The curve in figure one says that our drain current is about 300mA. (Follow the 2.5V Vgs curve
all the way to where it intersects Vds = 3V.)
Well, that can't be right. If we tried to put 300mA through an LED it would emit light, but
not for long. (All diodes are light emitting diodes if you try hard enough.)
The problem, of course, is that your source follower is a voltage source. Apply excessive
voltage to a diode and you get what the diode doesn't deserve. Yes, the actual current
will not be 300mA, but it will be too high.
So, let's put a resistor in series with the diode. We've decided the diode voltage is going
to be about 2V for sane operation. Let's make that assumption for now.
Let's also assume that no matter where we are on the Ids curve, the Id is going to be
predominantly determined by Vgs -- that is, we're in FET saturation.
Take a look at Figure 5. This shows Id vs. Vgs for a constant Vds. Now as long
as we're in saturation, the Vds doesn't matter much. (Notice how "flat" the curves
are in figure 1?)
In this case Vg is pegged at 4.5 volts, because we stipulated that at the beginning.
What we want to find is Vs. Our 20mA point is somewhere about mid-way between
0 and 0.05 on the vertical axis. We draw a horizontal line through that. It will
intersect the Vgs line at about 1.25V plus or minus, depending on temperature.
That says that our Vs is Vg - 1.25 or 3.25V.
We need to drop 1.25 volts across the series resistor we just added (Vs - Vdiode)
and we want the current to be about 20mA.
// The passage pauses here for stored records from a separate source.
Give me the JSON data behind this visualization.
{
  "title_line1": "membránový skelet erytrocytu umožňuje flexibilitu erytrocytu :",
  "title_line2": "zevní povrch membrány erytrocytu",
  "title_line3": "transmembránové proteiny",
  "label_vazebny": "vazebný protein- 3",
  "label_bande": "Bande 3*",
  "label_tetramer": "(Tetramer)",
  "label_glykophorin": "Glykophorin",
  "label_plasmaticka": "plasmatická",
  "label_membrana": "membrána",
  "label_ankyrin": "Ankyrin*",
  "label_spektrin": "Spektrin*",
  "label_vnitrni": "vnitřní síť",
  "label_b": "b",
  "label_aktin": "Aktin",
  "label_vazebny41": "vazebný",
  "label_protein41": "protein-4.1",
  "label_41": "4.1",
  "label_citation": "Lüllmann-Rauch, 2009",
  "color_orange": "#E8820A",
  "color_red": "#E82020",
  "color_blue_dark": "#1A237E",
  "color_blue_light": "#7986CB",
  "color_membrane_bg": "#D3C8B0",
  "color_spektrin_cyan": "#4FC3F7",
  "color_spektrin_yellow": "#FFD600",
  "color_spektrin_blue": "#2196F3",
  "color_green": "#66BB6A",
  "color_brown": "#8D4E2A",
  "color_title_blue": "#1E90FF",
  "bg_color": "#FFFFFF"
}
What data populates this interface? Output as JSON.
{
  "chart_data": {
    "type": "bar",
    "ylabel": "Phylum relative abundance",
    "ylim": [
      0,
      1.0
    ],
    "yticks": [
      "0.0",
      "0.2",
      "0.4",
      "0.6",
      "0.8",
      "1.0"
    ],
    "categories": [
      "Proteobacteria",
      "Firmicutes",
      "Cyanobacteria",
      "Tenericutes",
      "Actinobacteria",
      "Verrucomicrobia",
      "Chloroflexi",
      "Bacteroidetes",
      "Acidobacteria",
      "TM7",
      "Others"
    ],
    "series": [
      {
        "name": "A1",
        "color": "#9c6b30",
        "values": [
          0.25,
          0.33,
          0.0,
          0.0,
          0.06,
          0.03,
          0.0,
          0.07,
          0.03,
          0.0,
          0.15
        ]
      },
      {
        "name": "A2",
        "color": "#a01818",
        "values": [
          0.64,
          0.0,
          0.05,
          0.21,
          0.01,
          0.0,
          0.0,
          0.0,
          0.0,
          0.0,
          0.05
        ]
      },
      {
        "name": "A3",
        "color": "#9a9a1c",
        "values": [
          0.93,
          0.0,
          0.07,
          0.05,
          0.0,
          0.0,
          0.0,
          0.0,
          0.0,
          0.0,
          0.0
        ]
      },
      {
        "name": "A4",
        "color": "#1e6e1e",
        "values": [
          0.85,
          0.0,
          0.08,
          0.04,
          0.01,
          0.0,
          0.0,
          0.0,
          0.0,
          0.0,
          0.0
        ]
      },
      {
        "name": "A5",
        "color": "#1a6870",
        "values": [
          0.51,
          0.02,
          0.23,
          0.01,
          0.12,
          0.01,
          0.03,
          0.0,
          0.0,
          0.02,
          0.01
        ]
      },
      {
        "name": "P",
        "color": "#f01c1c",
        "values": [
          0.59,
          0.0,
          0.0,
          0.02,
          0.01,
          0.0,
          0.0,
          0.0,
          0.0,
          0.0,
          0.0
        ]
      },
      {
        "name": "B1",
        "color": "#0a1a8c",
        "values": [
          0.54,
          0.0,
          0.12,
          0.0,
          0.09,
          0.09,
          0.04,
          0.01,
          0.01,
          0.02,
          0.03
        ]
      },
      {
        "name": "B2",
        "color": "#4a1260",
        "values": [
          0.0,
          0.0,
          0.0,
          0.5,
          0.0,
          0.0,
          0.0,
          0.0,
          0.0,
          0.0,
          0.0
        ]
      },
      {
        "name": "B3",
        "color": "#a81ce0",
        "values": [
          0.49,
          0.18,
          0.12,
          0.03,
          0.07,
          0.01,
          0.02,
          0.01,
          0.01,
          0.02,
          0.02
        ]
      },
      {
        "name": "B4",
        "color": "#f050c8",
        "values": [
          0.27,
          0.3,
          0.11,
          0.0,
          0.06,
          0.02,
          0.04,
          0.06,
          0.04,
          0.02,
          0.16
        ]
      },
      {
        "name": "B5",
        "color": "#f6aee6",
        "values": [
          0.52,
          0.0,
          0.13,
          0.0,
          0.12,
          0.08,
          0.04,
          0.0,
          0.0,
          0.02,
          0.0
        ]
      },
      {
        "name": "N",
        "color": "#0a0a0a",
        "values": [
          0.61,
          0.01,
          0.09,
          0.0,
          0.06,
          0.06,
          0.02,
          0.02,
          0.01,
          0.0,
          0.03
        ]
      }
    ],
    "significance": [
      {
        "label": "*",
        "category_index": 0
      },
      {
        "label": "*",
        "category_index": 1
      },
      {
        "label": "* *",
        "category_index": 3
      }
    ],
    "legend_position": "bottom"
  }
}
R = 1.25 / 20e-3 = 62 ohms or so.
Let's check our assumptions. Are we still in saturation? Vgs = 1.25 V, Vds =
5 - 3.25 = 1.75 V. Looking at the curve in Figure 1, we're way down at the
bottom of the graph, but we're clearly in the saturation region.
Source followers are useful. For reasons buried in the mists of time, typically
we use pulldowns to drive loads like FETs. Some have suggested it has to do
with NFETs being easier to manufacture, or the higher mobility of electrons vs
holes, or something else fundamental to the physics. I don't believe it.
This pattern was well established by the late 60's, well before the advent
of commodity CMOS. I suspect the genesis was that it is easier to think
of a transistor (FET or BJT) as a switch and just be done with it.